Rap Oddity: The Rapsody
Black man, white woman, black baby
Xzibit: "
Puccini: "
Mobb Deep: "
from The Rapsody Overture: Hip Hop Meets Classic 1997
Bonus Track
Bounty Killer: "
from My Xperience 1996
Rapsody: the sibling of Bushwick Bill's Rapera, or MTV's (or Volume 10's) Hip-Hopera. Will the mind-bogglingly clever wordplays on the melding of rap and classical (RAPsical, anyone?) music ever end? I could devote an entire post on analyzing the cover of this album, but instead lets focus on the music. This oddball import album that sported the Def Jam logo turned up in 1997 with an impressive tracklisting, featuring Xzibit, LL, Warren G, Redman, Onyx, Nikki D, Mobb Deep, and more. What really intrigued me, however, was the tagline "Hip-Hop Meets Classic," which implied the collision of hip-hop music with classic orchestral music. What the cover didn't mention was the wack European producer Klaus Voelkel stitching it all together with cheesy drum kits and synth sounds.
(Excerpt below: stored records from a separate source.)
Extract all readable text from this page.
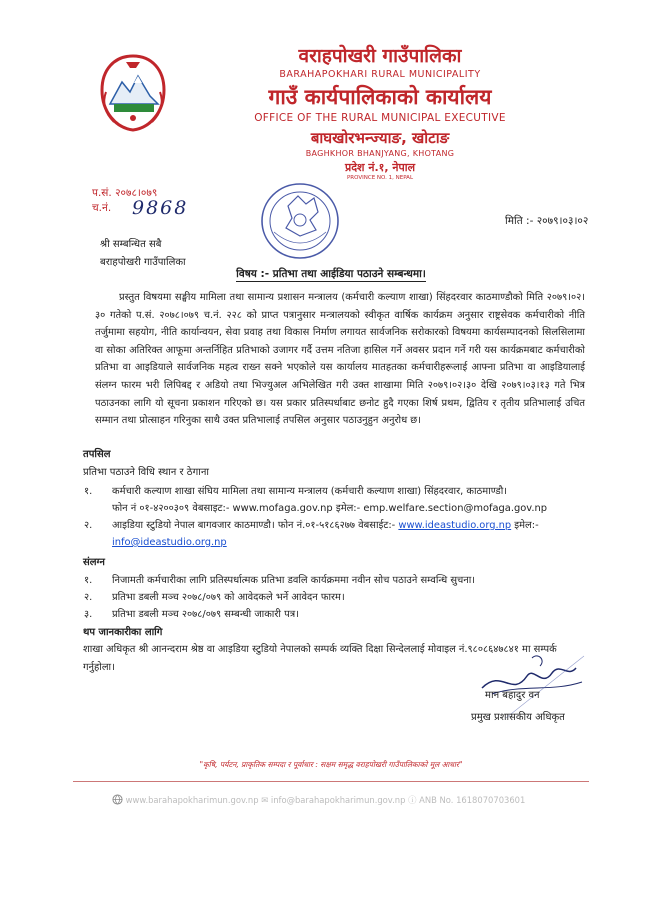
वराहपोखरी गाउँपालिका
BARAHAPOKHARI RURAL MUNICIPALITY
गाउँ कार्यपालिकाको कार्यालय
OFFICE OF THE RURAL MUNICIPAL EXECUTIVE
बाघखोरभन्ज्याङ, खोटाङ
BAGHKHOR BHANJYANG, KHOTANG
प्रदेश नं.१, नेपाल
PROVINCE NO. 1, NEPAL
प.सं. २०७८।०७९
च.नं. 9868
मिति :- २०७९।०३।०२
श्री सम्बन्धित सबै
बराहपोखरी गाउँपालिका
विषय :- प्रतिभा तथा आईडिया पठाउने सम्बन्धमा।
प्रस्तुत विषयमा सङ्घीय मामिला तथा सामान्य प्रशासन मन्त्रालय (कर्मचारी कल्याण शाखा) सिंहदरवार काठमाण्डौको मिति २०७९।०२।३० गतेको प.सं. २०७८।०७९ च.नं. २२८ को प्राप्त पत्रानुसार मन्त्रालयको स्वीकृत वार्षिक कार्यक्रम अनुसार राष्ट्रसेवक कर्मचारीको नीति तर्जुमामा सहयोग, नीति कार्यान्वयन, सेवा प्रवाह तथा विकास निर्माण लगायत सार्वजनिक सरोकारको विषयमा कार्यसम्पादनको सिलसिलामा वा सोका अतिरिक्त आफूमा अन्तर्निहित प्रतिभाको उजागर गर्दै उत्तम नतिजा हासिल गर्ने अवसर प्रदान गर्ने गरी यस कार्यक्रमबाट कर्मचारीको प्रतिभा वा आइडियाले सार्वजनिक महत्व राख्न सक्ने भएकोले यस कार्यालय मातहतका कर्मचारीहरूलाई आफ्ना प्रतिभा वा आइडियालाई संलग्न फारम भरी लिपिबद्द र अडियो तथा भिज्युअल अभिलेखित गरी उक्त शाखामा मिति २०७९।०२।३० देखि २०७९।०३।१३ गते भित्र पठाउनका लागि यो सूचना प्रकाशन गरिएको छ। यस प्रकार प्रतिस्पर्धाबाट छनोट हुदै गएका शिर्ष प्रथम, द्वितिय र तृतीय प्रतिभालाई उचित सम्मान तथा प्रोत्साहन गरिनुका साथै उक्त प्रतिभालाई तपसिल अनुसार पठाउनुहुन अनुरोध छ।
तपसिल
प्रतिभा पठाउने विधि स्थान र ठेगाना
१. कर्मचारी कल्याण शाखा संघिय मामिला तथा सामान्य मन्त्रालय (कर्मचारी कल्याण शाखा) सिंहदरवार, काठमाण्डौ।
फोन नं ०१-४२००३०९ वेबसाइट:- www.mofaga.gov.np इमेल:- emp.welfare.section@mofaga.gov.np
२. आइडिया स्टुडियो नेपाल बागवजार काठमाण्डौ। फोन नं.०१-५१८६२७७ वेबसाईट:- www.ideastudio.org.np इमेल:-
info@ideastudio.org.np
संलग्न
१. निजामती कर्मचारीका लागि प्रतिस्पर्धात्मक प्रतिभा डवलि कार्यक्रममा नवीन सोच पठाउने सम्वन्धि सुचना।
२. प्रतिभा डबली मञ्च २०७८/०७९ को आवेदकले भर्ने आवेदन फारम।
३. प्रतिभा डबली मञ्च २०७८/०७९ सम्बन्धी जाकारी पत्र।
थप जानकारीका लागि
शाखा अधिकृत श्री आनन्दराम श्रेष्ठ वा आइडिया स्टुडियो नेपालको सम्पर्क व्यक्ति दिक्षा सिन्देललाई मोवाइल नं.९८०८६४७८४१ मा सम्पर्क गर्नुहोला।
मान बहादुर वन
प्रमुख प्रशासकीय अधिकृत
"कृषि, पर्यटन, प्राकृतिक सम्पदा र पूर्वाधार : सक्षम समृद्ध वराहपोखरी गाउँपालिकाको मूल आधार"
www.barahapokharimun.gov.np ✉ info@barahapokharimun.gov.np ⓘ ANB No. 1618070703601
With that said, I present to you these rap oddities. Xzibit opens the album with a lyric reminiscent of "LA Times," and you have to wait til the chorus before the lilting oboe from Puccini's "E Lucean Le Stelle" solo appears. I wonder what Thayod, Havoc, or Warren G could've done with such a melancholic sample; in the hands of the German hip-hop hack, this album becomes a Frankenstein invention, neither hip-hop nor classical, but a grotesque and awkward union of the two.
"Nessun Dorma" (translated, "no one sleeps") is the gorgeous Puccini standard that Pavarotti is known to rip. On this album, it becomes an unwitting comic outro, as Havoc and Prodigy puff "spread it out," and "QBC!" over the orchestra warming up. When the actual beat drops, the production sounds straight out of an informercial, and the QB duo phone in their performances (can you blame them?). The operatic chorus appears briefly ("Vincero!!!!") following the first and only verse, and the listener can imagine what could have been: the combination of some of the most beautiful melodies that the world has ever known, mixed with the modern boom-bap. The concept still looks interesting on paper, but has yet to actually be executed by a producer who understands, respects, and has mastered both forms.